We’re generally in favor of budget business models, but export industries that do not earn enough per employee to pay a decent wage have to be an exception. Here is some analysis I did on the Sri Lanka software export and offshoring BPO industries, based on official figures:
The total software earnings of USD 294 million are produced by 27,000 people. That is LKR 99,825 per employee per month. Lower than I expected.
On the BPO side, 13,000 people produce USD 98 million. That boils down to LKR 69,103 per employee per month.
Now that does not look too pretty, does it? Taking overheads and marketing into account, the firms in the BPO industry would be lucky to be able to spend LKR 40,000 on compensation per employee per month. That’s an average.
The full column is here. The preceding related column, which pointed out that Sri Lanka seems to short of people with skills is here. The two issues are related. Why we do not have enough people is because we do not pay them enough. Why we do not pay them enough is that the revenue per employee is too low.
One reason we cannot increase revenue per employee is because no one can get 5 nines (99.999) reliability in Sri Lanka. Good KPOs can work around this, but not the standard BPOs. And increasingly people are beginning to assume that video conferencing is possible. But how reliable is that in Sri Lanka?
5 Comments
Madhatter
You just point out a problem. No solution. How typical Sri Lankan. Why don’t you tell us your solution? Bring RW back to power?
Rohan Samarajiva
The very nature of a column that is read by people is that it is not a comprehensive consultancy report. It focuses on one aspect of a phenomenon.
Other aspects, including solutions, were discussed during the election period, which was the most appropriate time for that discussion: http://www.lbo.lk/fullstory.php?nid=1547340803
I have also stated that the purpose of my writing is not to give solutions per se, but to make people think about the choices that have to be made, the importance of tradeoffs, that one cannot both have the cake and eat it: http://www.lbo.lk/fullstory.php?nid=645840595
I am working on pulling all this together into a book. But until then the columns are what exist, with their natural advantage of brevity and natural disadvantage of not encompassing all aspects. That too is a tradeoff some Sri Lankans have trouble appreciating, it seems.
CJ
I think the revenue per employee argument is flawed as companies typically consider Sri Lanka as a cost center. Therefore the revenue reported for the LK entities are simply a cost+ figure rather than direct billing to end customers.

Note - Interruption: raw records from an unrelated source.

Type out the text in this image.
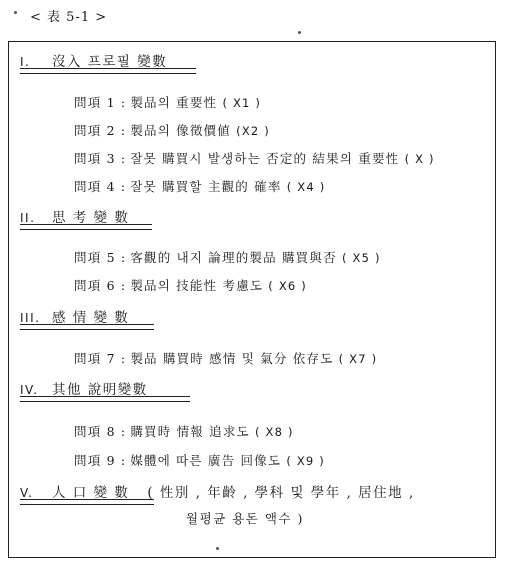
< 表 5-1 >
I. 沒入 프로필 變數
問項 1 : 製品의 重要性 ( X1 )
問項 2 : 製品의 像徵價値 (X2 )
問項 3 : 잘못 購買시 발생하는 否定的 結果의 重要性 ( X )
問項 4 : 잘못 購買할 主觀的 確率 ( X4 )
II. 思 考 變 數
問項 5 : 客觀的 내지 論理的製品 購買與否 ( X5 )
問項 6 : 製品의 技能性 考慮도 ( X6 )
III. 感 情 變 數
問項 7 : 製品 購買時 感情 및 氣分 依存도 ( X7 )
IV. 其他 說明變數
問項 8 : 購買時 情報 追求도 ( X8 )
問項 9 : 媒體에 따른 廣告 回像도 ( X9 )
V. 人 口 變 數 ( 性別 , 年齡 , 學科 및 學年 , 居住地 ,
월평균 용돈 액수 )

In reality most software companies at least have much higher revenue per employee than 100K LKR a month. Revenue per employees will only go up in LK if the competition for the employees increase. And it will not increase unless we have a larger skill base to attract larger companies to set up here.
Rohan Samarajiva
This is an interesting and useful response. How do captive BPOs keep their books? They would, of course, have no marketing costs etc.
But anyone who runs an organization will know there is a cost to an employee. I would suggest that this could be in the range of USD 500 per month in a modern organization that provides computers, air-conditioned work environments , health insurance, parking, training, welfare facilities and so on. If it is a very large organization, the per-employee could be lower.
So even in captive BPOs, I suggest that the minimum per employee should be in the range of USD 1000, higher than the average as calculated.
Helani Galpaya
I could be wrong, but my impression is that most software firms are captive (so the cost center argument makes sense) while the BPO sector is a mix of captive vs. non-captive (HSBC, Aviva type organizations running captive operations, while many other local BPO operators doing contract based work). For the non-captives, the revenue per employee makes more sense. Do we have more people working in the captive or non-captive and what’s relevant revenue figure for each? Hopefully data from Nat’l ICT Workforce Survey will answer this.
The workforce survey included IT training organizations as well, according to the new releases. These I assume are serving a predominantly local market?
Also, looking averages are misleading – should look at mean (at least), I think, to be able to say anything useful. Specially if the the different sub-sectors are at the extremes of the cost (or earnings) per employee spectrum.